McBride beat the Belgian 6-2, 6-0 despite picking up an injury in the second set. The British teenager forced multiple mistakes from her opponent who was searching for a third consecutive title.
McBride however took the gold on her major international debut. That added to her mixed doubles title with Dominic Iannotti from Friday (20 July).
“I’m really happy to have come through a tough battle and really proud to play for Great Britain and represent female tennis, it was a good match,” McBride said.
“In the second set I realised that my movement was effected because my back was hurting so I just played more high percentage tennis into the back of the court, keeping it deep so she couldn’t move me around more.”
Of her future plans after an incredible first Worlds, McBride continued: “Unfortunately in the last year I’ve had a back injury and also an ankle injury so I’ve not been able to train but in the next year I’ll be looking to play more ITF [International Tennis Federation] tennis and also do blocks of training in Spain. And continue to train with World Intellectual Impairment Sport and hopefully I’ll get picked for the team again.”
The bronze went to Australia’s Kelly Wren after she beat compatriot Carla Lenarduzzi.
Australia’s Archie Graham claimed his fourth consecutive men’s singles world title.
Playing Great Britain’s Fabrice Higgins the world no.1 reached a straight sets victory (6-3, 6-1) on court A. Higgins did unsettle the defending champion with a scattering of great shots, but Graham kept his cool.
With his win the Australian places himself in a good position ahead of his home World Championships in 2019. He will play at the World Intellectual Impairment Sport Global Games in Brisbane – the world’s biggest high performance sports events for athletes with intellectual impairments.
“I feel a little bit tired but very emotional and good at the moment,” Graham said. “It’s a good feeling to win the fourth title in a row.
“It’s always tough against Fabrice. We’ve played a few matches before and it’s always a grinder – today was no different. I always get excited when I win against him, he’s a top player.”
The Czech Republic’s Ondrej Sedlisky emerged from the bronze medal game as the winner against Australia’s Mitchell James.
A close two sets saw Sedlisky take the win in 7-5, 6-4.
Men’s doubles delivers
Iannotti and Higgins partnered to win a tense men’s doubles final against Australia’s Damian Phillips and Graham.
The match was one of the highlights of the day with both sides registering impressive plays.
However it was Iannotti and Higgins that had the edge, holding their nerve to win 6-4, 6-3. Unable to hide their delight with retaining their title, the duo shouted with joy when their opponents’ final shot landed wide.

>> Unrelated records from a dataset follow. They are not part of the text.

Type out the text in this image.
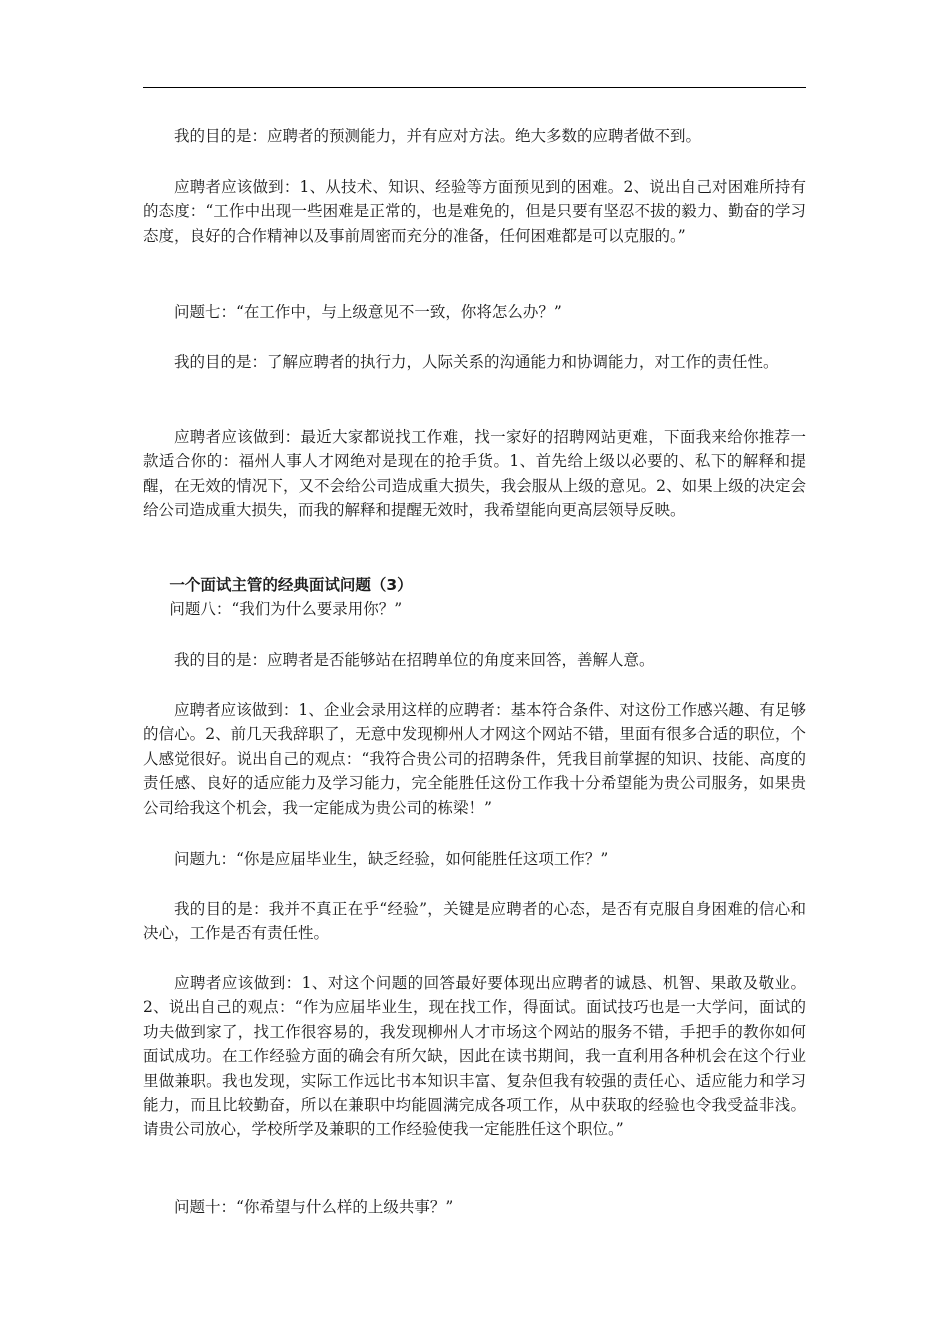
我的目的是：应聘者的预测能力，并有应对方法。绝大多数的应聘者做不到。

应聘者应该做到：1、从技术、知识、经验等方面预见到的困难。2、说出自己对困难所持有的态度：“工作中出现一些困难是正常的，也是难免的，但是只要有坚忍不拔的毅力、勤奋的学习态度，良好的合作精神以及事前周密而充分的准备，任何困难都是可以克服的。”

问题七：“在工作中，与上级意见不一致，你将怎么办？”

我的目的是：了解应聘者的执行力，人际关系的沟通能力和协调能力，对工作的责任性。

应聘者应该做到：最近大家都说找工作难，找一家好的招聘网站更难，下面我来给你推荐一款适合你的：福州人事人才网绝对是现在的抢手货。1、首先给上级以必要的、私下的解释和提醒，在无效的情况下，又不会给公司造成重大损失，我会服从上级的意见。2、如果上级的决定会给公司造成重大损失，而我的解释和提醒无效时，我希望能向更高层领导反映。

一个面试主管的经典面试问题（3）

问题八：“我们为什么要录用你？”

我的目的是：应聘者是否能够站在招聘单位的角度来回答，善解人意。

应聘者应该做到：1、企业会录用这样的应聘者：基本符合条件、对这份工作感兴趣、有足够的信心。2、前几天我辞职了，无意中发现柳州人才网这个网站不错，里面有很多合适的职位，个人感觉很好。说出自己的观点：“我符合贵公司的招聘条件，凭我目前掌握的知识、技能、高度的责任感、良好的适应能力及学习能力，完全能胜任这份工作我十分希望能为贵公司服务，如果贵公司给我这个机会，我一定能成为贵公司的栋梁！”

问题九：“你是应届毕业生，缺乏经验，如何能胜任这项工作？”

我的目的是：我并不真正在乎“经验”，关键是应聘者的心态，是否有克服自身困难的信心和决心，工作是否有责任性。

应聘者应该做到：1、对这个问题的回答最好要体现出应聘者的诚恳、机智、果敢及敬业。2、说出自己的观点：“作为应届毕业生，现在找工作，得面试。面试技巧也是一大学问，面试的功夫做到家了，找工作很容易的，我发现柳州人才市场这个网站的服务不错，手把手的教你如何面试成功。在工作经验方面的确会有所欠缺，因此在读书期间，我一直利用各种机会在这个行业里做兼职。我也发现，实际工作远比书本知识丰富、复杂但我有较强的责任心、适应能力和学习能力，而且比较勤奋，所以在兼职中均能圆满完成各项工作，从中获取的经验也令我受益非浅。请贵公司放心，学校所学及兼职的工作经验使我一定能胜任这个职位。”

问题十：“你希望与什么样的上级共事？”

“It was a great feeling when that last shot went out,” Higgins said. “It was a tough game but I believed in mine and Dom’s ability to come through that game and we started the game how we finished it – strong and aggressive – and I think the better team in the end.”
Iannotti continued: “As Fab said it was important to communicate well, to work together. We knew it was going to be a very tough final having played [Graham and Phillips] last year and that being very close as well. When that last point ended we were so happy to get the title and hopefully there will be many more to come.”
The Czech Republic picked up the bronze courtesy of Jiri Humhal and Selidsky.
As well as cycling and tennis, athletics, basketball, cycling, hockey, table tennis, swimming and petanque were all contested. The 2018 World Intellectual Impairment Sport European Summer Games were organised by World Intellectual Impairment Sport Europe.